Department of Pediatric Surgery, Guangzhou Institute of Pediatrics, Guangdong Provincial Key Laboratory of Research in Structural Birth Defect Disease, Guangzhou Women and Children's Medical Center, Guangzhou Medical University, Guangzhou, China.
School of Chinese Medicine, Faculty of Medicine, The Chinese University of Hong Kong, Hong Kong, China.
J Cell Mol Med. 2019 Oct;23(10):7105-7110. doi: 10.1111/jcmm.14561. Epub 2019 Jul 23.
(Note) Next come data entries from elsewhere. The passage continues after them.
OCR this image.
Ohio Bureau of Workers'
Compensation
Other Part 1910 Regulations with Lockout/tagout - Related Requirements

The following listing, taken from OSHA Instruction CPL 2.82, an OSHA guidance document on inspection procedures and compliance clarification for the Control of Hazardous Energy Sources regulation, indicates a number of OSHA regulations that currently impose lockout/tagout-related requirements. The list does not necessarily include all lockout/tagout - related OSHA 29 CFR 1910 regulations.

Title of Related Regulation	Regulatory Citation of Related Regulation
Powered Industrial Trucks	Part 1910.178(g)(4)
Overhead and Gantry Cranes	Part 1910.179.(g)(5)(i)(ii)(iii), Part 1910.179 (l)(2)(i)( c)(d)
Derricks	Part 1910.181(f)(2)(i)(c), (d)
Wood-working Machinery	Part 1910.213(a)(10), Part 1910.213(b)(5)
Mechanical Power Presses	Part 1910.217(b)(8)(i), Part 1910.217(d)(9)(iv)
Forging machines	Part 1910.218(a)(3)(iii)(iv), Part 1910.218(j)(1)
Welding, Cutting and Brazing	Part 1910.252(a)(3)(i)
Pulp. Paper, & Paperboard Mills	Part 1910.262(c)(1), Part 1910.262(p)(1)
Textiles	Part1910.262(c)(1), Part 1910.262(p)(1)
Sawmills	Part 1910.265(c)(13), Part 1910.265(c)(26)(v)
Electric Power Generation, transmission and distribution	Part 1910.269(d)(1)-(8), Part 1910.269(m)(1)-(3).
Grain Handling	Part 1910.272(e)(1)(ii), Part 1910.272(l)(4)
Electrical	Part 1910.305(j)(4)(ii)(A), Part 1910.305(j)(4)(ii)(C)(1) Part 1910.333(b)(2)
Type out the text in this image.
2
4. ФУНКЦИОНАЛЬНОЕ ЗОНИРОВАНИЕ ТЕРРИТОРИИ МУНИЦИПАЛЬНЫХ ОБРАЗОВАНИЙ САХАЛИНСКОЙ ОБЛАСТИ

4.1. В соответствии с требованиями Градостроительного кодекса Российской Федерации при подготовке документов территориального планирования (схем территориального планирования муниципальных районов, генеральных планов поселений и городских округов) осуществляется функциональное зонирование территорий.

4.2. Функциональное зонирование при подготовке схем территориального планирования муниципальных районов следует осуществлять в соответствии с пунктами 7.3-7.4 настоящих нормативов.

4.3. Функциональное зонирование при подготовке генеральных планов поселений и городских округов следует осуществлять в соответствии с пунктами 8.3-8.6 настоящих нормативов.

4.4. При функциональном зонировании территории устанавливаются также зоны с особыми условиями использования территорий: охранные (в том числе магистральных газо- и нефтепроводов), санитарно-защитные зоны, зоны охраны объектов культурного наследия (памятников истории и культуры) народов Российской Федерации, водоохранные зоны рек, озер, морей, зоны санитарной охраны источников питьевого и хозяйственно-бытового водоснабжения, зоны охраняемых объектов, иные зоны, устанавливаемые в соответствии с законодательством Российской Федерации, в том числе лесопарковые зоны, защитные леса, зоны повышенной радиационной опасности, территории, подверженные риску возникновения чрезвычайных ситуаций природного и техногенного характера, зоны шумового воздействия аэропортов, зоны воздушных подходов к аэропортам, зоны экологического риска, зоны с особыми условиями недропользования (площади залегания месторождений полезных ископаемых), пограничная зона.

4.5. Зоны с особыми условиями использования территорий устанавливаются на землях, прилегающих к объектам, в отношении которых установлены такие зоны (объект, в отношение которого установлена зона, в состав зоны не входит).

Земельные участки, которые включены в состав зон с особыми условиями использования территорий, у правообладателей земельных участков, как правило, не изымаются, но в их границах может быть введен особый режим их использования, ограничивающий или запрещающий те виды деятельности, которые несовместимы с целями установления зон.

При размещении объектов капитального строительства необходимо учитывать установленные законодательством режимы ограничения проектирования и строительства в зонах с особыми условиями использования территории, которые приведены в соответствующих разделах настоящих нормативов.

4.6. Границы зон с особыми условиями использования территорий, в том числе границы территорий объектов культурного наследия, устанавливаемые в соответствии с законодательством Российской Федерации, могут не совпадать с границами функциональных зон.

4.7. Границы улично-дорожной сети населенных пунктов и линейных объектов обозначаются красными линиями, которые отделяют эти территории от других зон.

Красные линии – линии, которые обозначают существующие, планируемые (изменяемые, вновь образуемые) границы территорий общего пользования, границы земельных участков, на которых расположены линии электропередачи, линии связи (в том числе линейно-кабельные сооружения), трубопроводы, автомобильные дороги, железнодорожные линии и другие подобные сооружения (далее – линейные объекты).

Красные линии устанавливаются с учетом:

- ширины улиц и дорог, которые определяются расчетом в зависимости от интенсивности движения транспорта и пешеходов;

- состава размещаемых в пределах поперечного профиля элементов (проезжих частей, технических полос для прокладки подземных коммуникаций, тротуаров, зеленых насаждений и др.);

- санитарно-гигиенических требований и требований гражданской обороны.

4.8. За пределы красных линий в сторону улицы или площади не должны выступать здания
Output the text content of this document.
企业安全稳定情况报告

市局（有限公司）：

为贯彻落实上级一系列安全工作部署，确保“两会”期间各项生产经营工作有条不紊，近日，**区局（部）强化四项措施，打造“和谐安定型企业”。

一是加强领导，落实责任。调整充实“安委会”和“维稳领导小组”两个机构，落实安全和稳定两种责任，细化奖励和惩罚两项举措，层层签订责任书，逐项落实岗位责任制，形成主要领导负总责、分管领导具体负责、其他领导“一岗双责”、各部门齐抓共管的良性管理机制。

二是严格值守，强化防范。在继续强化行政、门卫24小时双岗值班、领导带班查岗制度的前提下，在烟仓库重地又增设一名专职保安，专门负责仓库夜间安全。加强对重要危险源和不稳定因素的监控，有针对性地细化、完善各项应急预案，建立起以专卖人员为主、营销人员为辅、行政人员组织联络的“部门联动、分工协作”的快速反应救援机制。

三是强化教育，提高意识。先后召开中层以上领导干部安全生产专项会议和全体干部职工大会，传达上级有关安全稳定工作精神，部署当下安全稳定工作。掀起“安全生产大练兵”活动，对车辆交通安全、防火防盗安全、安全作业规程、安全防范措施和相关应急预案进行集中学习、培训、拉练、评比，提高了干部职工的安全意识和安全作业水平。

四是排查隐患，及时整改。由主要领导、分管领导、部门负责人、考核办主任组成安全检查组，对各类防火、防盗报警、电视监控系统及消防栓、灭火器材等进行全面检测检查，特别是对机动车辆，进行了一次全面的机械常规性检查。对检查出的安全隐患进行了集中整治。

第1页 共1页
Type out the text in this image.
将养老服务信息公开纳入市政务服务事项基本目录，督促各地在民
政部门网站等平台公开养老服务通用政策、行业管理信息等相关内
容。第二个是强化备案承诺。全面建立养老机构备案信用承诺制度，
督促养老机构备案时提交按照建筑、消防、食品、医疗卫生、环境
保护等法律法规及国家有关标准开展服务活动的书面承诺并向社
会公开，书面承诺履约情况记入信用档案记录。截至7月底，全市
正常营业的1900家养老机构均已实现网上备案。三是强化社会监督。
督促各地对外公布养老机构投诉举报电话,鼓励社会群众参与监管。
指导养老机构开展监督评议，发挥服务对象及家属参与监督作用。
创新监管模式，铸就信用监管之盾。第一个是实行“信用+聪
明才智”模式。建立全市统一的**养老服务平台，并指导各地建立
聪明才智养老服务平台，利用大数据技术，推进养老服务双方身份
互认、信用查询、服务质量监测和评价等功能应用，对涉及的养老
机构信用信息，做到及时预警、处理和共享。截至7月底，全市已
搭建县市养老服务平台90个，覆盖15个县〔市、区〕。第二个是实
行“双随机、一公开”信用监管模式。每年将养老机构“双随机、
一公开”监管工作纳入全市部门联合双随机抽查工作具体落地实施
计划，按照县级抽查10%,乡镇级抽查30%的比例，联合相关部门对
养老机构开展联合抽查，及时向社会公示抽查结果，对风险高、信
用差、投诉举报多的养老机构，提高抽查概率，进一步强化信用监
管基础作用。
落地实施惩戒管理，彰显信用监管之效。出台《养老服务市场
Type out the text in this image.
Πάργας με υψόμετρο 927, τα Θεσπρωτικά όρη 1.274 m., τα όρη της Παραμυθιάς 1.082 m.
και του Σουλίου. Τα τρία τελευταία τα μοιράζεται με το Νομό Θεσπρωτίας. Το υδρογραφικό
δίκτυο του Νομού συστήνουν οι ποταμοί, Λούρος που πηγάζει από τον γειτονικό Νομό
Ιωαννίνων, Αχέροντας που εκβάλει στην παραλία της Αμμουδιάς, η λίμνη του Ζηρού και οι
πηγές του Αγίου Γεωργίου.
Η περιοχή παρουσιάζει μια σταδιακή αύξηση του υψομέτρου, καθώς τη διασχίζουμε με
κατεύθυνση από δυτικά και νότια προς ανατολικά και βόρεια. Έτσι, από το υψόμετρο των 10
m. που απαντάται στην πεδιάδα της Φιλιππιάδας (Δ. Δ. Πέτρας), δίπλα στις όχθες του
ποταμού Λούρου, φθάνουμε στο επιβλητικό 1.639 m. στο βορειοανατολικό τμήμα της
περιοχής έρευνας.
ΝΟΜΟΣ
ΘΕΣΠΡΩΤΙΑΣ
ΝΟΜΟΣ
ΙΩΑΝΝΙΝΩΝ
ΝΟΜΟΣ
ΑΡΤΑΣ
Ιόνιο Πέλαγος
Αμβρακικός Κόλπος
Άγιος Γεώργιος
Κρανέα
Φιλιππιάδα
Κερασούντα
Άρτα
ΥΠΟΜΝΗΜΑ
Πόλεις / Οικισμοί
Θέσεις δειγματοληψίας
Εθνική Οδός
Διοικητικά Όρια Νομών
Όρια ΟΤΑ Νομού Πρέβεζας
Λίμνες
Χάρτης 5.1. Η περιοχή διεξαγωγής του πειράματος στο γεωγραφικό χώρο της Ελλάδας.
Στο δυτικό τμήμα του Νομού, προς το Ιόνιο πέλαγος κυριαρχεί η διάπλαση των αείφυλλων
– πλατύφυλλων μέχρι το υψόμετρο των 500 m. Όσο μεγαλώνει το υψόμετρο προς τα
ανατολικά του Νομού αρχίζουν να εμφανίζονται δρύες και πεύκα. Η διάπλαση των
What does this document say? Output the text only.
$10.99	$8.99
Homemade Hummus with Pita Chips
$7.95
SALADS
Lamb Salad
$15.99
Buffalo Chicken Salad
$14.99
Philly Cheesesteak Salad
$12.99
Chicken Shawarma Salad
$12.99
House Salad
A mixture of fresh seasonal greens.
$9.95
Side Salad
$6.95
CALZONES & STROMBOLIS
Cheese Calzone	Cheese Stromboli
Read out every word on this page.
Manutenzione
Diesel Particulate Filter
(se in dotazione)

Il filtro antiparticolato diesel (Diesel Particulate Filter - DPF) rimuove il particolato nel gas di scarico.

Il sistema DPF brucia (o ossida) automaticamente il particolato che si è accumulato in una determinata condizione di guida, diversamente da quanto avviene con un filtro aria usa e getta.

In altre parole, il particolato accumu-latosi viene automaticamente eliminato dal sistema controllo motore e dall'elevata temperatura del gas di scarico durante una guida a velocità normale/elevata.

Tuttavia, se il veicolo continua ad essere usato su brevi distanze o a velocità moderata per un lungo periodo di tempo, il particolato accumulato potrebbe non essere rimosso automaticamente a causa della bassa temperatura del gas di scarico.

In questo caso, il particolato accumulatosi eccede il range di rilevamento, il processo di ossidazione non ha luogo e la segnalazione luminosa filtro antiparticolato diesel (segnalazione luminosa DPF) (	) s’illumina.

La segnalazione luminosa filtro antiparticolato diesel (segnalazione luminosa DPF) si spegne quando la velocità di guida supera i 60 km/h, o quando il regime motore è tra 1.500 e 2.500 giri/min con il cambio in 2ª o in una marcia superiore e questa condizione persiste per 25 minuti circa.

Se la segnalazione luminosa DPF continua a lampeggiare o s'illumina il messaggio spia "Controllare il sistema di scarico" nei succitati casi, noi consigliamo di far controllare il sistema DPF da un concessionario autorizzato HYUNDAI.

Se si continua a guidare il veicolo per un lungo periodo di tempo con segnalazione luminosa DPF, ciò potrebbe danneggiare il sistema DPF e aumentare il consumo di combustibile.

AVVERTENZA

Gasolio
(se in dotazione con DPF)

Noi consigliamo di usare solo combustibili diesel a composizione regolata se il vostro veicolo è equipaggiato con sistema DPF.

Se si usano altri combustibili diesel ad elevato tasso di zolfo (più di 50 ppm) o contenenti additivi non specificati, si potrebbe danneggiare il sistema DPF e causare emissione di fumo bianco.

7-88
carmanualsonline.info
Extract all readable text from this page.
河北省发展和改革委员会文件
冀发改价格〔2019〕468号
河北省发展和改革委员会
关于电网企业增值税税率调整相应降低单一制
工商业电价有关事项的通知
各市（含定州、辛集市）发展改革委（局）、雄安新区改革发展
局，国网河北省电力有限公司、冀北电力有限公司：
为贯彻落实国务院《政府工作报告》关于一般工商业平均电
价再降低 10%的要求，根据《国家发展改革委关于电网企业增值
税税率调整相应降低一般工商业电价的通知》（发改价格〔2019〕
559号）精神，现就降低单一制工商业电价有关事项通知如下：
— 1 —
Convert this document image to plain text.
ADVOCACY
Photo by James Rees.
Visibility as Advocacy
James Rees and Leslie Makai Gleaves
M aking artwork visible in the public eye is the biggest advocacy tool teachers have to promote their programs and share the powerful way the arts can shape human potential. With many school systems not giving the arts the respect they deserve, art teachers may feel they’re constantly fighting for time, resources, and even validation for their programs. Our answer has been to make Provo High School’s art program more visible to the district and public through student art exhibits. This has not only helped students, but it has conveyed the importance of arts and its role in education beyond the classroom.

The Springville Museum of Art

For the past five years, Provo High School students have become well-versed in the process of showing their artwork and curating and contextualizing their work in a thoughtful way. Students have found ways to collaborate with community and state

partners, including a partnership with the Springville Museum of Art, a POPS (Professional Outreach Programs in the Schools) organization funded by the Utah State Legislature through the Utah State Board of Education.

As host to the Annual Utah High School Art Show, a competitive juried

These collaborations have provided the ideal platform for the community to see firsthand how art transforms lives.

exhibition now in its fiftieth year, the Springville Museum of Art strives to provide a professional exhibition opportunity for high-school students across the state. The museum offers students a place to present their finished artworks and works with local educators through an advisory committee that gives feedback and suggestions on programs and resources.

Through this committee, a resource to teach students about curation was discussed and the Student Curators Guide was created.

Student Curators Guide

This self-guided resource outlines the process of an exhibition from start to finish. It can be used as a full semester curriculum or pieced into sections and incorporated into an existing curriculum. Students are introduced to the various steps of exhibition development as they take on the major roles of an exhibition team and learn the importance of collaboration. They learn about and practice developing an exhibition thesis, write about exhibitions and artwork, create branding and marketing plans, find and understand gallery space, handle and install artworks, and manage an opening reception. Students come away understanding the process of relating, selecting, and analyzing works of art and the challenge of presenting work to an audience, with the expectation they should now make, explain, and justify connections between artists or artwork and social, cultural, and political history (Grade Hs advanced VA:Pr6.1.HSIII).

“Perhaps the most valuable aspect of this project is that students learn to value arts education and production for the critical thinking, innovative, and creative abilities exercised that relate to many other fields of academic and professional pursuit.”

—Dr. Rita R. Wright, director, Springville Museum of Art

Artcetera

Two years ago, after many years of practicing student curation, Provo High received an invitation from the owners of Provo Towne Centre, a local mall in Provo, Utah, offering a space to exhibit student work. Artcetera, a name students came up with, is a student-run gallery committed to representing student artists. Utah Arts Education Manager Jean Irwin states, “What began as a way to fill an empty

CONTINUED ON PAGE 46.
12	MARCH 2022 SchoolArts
Wilms tumour is a renal malignancy that commonly occurs in children. LIN28A gene overexpression has been reported to be involved in various human malignancies, while its roles in Wilms tumour risk are still under investigation. Here, we genotyped four LIN28A polymorphisms in 355 Wilms tumour patients and 1070 healthy controls from four hospitals in China. The genotyped single nucleotide polymorphisms (SNPs) include the following: rs3811464 G>A, rs3811463 T>C, rs34787247 G>A and rs11247957 G>A. Overall, we found that rs3811463 T>C and rs34787247 G>A were associated with increased risk of Wilms tumour. Combination analysis of risk genotypes showed that, compared to non-carriers, subjects with 1 risk genotype and 1-3 risk genotypes were more likely to develop Wilms tumour, with an adjusted odds ratio (OR) of 1.58 and 1.56, respectively. Stratified analysis further demonstrated that the risk effect remained prominent in some subgroups. We also found that presence of 1-3 risk genotypes was associated with Wilms tumour risk in subgroups > 18 months of age, females, males and those with clinical stage I + II diseases. Furthermore, expression quantitative trait locus (eQTL) analysis indicated that rs3811463 C allele was significantly associated with increased transcripts of LIN28A gene. These findings suggest that LIN28A gene polymorphisms may be associated with increased predisposition to Wilms tumour.
威尔姆斯瘤是一种常见于儿童的肾恶性肿瘤。已有报道称 LIN28A 基因过表达与多种人类恶性肿瘤有关,但其在威尔姆斯瘤风险中的作用仍在研究中。在这里,我们对来自中国 4 家医院的 355 名威尔姆斯瘤患者和 1070 名健康对照者的 4 个 LIN28A 多态性进行了基因分型。所鉴定的单核苷酸多态性(SNP)包括以下:rs3811464 G>A、rs3811463 T>C、rs34787247 G>A 和 rs11247957 G>A。总的来说,我们发现 rs3811463 T>C 和 rs34787247 G>A 与威尔姆斯瘤风险增加相关。风险基因型的组合分析表明,与非携带者相比,携带 1 个风险基因型和 1-3 个风险基因型的个体发生威尔姆斯瘤的风险更高,调整后的比值比(OR)分别为 1.58 和 1.56。分层分析进一步表明,这种风险效应在一些亚组中仍然显著。我们还发现,在年龄>18 个月、女性、男性和临床分期 I+II 疾病的亚组中,存在 1-3 个风险基因型与威尔姆斯瘤风险相关。此外,表达数量性状基因座(eQTL)分析表明,rs3811463 C 等位基因与 LIN28A 基因转录本的增加显著相关。这些发现表明 LIN28A 基因多态性可能与增加威尔姆斯瘤易感性有关。